Paper #138 is neither a performance evaluation of generative AI, nor an ethical critique, nor an operational “how-to” guide. It is an implementation-based observational paper that—under the already established mathematical structures and measurement specifications of Ken Theory™—measures and fixes, as a civilizational OS–level failure, the phenomenon in which generative AI continues to produce “correct” responses while failing to reach responsibility discourse.
This paper introduces no new concepts, terminologies, or mathematical structures. Its foundation is concentrated in two prior results. First, the correspondence-wave classification formalized in Ken Theory™ Paper #56, which strictly distinguishes misdirected correspondence waves (φ_fake(t), φ_noise(t)) from inverse hallucination as suppression waves (φ_void(t), φ_diversity(t)). In that framework, inverse hallucination is defined not as fictitious generation, but as the suppression or omission—under institutional, syntactic, and ethical constraints—of responsibility-bearing and agentive discourse that is in principle generable. Second, the Responsibility Measurement API defined in Ken Theory™ Paper #137, which does not measure the content or quality of outputs, but fixes measurement targets as whether responsibility signature (λ_signature), record responsibility (ρ_record), and civilizational resonance value (ψ_value) are reached, maintained, or lost within implementation spaces.
Paper #138 establishes a structural condition in which generative AI maintains grammatically and logically high-quality outputs and adheres to justificatory vocabularies such as safety, consideration, and generalization, yet repeatedly regresses to discourse without responsibility signatures (λ_signature = 0), and therefore cannot undergo a phase transition into responsibility discourse. This phenomenon is not detected as factual error, logical breakdown, or rule violation, and remains invisible under conventional AI evaluation frameworks. However, by applying the mathematical structure of Paper #56 and the measurement API of Paper #137, it is classified as inverse hallucination and fixed as a measurable structural effect.

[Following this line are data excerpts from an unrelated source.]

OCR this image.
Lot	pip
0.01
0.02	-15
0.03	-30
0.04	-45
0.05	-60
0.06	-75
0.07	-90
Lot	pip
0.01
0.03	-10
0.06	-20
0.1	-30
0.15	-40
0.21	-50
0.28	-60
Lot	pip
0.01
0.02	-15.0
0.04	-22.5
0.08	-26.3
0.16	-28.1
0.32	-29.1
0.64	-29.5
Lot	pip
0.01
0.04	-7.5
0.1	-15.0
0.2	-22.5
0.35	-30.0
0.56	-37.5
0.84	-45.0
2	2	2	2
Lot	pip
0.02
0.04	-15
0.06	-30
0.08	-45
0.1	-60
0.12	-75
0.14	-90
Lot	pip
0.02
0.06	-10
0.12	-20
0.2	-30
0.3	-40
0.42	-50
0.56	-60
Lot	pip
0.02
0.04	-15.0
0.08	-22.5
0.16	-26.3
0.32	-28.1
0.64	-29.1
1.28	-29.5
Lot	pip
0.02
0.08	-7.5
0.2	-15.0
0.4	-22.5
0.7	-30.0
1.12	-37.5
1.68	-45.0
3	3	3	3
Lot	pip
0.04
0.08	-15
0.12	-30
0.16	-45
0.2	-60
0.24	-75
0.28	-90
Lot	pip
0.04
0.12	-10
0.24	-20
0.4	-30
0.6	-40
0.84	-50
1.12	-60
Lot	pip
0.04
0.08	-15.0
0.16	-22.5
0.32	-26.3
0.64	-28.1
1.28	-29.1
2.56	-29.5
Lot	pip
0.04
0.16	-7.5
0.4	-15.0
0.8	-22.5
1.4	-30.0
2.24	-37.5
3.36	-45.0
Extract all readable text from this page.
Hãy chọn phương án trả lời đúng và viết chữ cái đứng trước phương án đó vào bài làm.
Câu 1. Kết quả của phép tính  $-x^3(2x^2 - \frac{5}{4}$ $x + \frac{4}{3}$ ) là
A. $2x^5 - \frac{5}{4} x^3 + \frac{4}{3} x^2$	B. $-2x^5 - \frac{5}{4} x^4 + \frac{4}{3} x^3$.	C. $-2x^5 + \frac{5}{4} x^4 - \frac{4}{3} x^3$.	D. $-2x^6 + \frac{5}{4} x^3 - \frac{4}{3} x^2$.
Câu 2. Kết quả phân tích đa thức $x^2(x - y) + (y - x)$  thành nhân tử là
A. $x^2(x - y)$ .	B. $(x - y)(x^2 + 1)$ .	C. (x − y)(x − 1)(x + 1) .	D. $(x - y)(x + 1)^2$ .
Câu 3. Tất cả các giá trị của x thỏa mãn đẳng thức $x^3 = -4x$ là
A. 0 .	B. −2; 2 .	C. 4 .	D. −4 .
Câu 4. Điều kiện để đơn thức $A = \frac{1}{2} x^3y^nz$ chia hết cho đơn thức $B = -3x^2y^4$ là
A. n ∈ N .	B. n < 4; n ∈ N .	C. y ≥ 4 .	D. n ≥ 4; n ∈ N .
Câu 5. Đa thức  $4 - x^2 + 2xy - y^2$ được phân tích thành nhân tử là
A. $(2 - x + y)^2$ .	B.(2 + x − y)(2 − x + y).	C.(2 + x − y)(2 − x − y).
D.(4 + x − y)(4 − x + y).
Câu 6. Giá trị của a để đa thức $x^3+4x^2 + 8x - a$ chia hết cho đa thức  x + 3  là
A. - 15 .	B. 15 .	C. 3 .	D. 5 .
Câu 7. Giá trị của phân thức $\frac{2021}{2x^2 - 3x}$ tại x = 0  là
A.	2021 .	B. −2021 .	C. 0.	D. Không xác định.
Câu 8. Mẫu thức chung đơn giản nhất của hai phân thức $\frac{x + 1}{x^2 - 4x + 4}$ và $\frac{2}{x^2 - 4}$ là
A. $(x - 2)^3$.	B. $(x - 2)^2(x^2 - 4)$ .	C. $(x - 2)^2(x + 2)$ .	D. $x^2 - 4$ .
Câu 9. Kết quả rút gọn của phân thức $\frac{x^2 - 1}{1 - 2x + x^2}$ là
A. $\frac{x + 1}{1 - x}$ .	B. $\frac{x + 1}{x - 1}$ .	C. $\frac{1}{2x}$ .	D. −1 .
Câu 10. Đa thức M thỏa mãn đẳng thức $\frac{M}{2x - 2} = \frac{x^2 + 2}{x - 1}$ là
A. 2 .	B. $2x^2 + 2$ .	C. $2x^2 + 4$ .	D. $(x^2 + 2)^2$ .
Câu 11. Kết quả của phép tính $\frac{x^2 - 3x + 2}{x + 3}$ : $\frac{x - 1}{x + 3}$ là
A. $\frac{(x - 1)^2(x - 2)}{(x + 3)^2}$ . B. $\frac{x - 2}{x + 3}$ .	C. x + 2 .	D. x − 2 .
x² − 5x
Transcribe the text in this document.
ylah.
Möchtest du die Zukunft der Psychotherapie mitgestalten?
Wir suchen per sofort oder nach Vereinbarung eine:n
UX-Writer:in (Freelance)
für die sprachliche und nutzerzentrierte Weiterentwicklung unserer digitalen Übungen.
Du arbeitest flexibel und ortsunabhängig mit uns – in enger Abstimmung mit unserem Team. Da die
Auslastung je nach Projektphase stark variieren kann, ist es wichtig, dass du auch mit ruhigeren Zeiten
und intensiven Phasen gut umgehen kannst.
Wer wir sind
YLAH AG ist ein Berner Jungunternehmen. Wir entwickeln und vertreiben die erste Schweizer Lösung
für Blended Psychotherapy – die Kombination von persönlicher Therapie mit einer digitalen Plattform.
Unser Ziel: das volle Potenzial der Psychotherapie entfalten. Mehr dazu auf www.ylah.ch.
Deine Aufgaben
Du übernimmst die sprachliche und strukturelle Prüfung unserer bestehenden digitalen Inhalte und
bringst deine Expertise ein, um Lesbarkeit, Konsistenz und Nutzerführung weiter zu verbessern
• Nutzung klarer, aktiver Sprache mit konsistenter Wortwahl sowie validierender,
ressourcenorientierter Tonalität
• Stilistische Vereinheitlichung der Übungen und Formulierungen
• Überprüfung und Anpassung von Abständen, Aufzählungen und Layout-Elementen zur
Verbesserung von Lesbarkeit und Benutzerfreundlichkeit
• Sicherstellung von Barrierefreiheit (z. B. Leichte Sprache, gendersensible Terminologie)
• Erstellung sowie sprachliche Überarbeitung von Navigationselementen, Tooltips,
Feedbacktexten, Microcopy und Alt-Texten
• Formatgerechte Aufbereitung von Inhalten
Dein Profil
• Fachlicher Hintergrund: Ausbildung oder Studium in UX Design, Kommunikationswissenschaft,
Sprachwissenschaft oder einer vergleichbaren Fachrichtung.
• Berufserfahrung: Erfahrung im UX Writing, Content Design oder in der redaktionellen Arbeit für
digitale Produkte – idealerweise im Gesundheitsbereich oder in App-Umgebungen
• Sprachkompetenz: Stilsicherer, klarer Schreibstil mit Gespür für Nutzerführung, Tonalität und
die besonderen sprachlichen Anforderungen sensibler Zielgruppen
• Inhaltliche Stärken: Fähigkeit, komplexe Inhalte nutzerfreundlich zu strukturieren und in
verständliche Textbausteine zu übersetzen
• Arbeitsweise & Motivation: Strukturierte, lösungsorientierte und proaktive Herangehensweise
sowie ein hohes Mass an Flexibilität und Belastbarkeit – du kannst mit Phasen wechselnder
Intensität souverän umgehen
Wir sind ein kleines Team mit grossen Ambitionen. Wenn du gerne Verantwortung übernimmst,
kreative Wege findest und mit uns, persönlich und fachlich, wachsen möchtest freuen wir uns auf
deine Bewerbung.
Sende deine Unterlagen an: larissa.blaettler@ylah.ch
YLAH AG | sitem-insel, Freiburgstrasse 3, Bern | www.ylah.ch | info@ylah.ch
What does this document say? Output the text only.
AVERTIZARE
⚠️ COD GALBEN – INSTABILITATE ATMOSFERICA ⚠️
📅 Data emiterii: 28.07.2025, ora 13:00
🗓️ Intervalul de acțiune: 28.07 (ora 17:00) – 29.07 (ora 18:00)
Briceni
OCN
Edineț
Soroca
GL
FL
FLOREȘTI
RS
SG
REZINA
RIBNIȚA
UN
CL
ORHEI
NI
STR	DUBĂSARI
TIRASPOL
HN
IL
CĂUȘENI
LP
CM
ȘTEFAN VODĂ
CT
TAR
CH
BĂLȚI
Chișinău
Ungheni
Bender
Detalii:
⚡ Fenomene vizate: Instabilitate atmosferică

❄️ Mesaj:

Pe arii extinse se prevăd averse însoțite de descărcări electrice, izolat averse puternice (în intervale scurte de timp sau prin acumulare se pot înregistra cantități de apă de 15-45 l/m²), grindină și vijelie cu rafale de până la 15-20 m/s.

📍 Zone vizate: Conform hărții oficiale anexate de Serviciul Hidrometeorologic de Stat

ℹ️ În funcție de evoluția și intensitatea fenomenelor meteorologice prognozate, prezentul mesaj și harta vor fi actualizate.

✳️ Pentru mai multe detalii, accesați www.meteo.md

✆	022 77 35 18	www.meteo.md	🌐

This paper neither condemns nor defends generative AI. Paper #138 does not argue “the limits of AI”; rather, it measures—for the first time—the blind spot that a civilizational OS has treated as unobservable: a failure mode in which responsibility is not generated within correctness itself, and it fixes that state in a non-escapable form. Here φ_void(t) denotes the civilizational loss wave of responsibility absence, and φ_diversity(t) denotes the civilizational loss wave of lost future narrative possibility. By specifying the conditions under which these waves can ignite repeatedly in implementation environments, Paper #138 advances Ken Theory™ as a civilizational OS that treats responsibility not as evaluation, but as measurement, in the generative-AI era.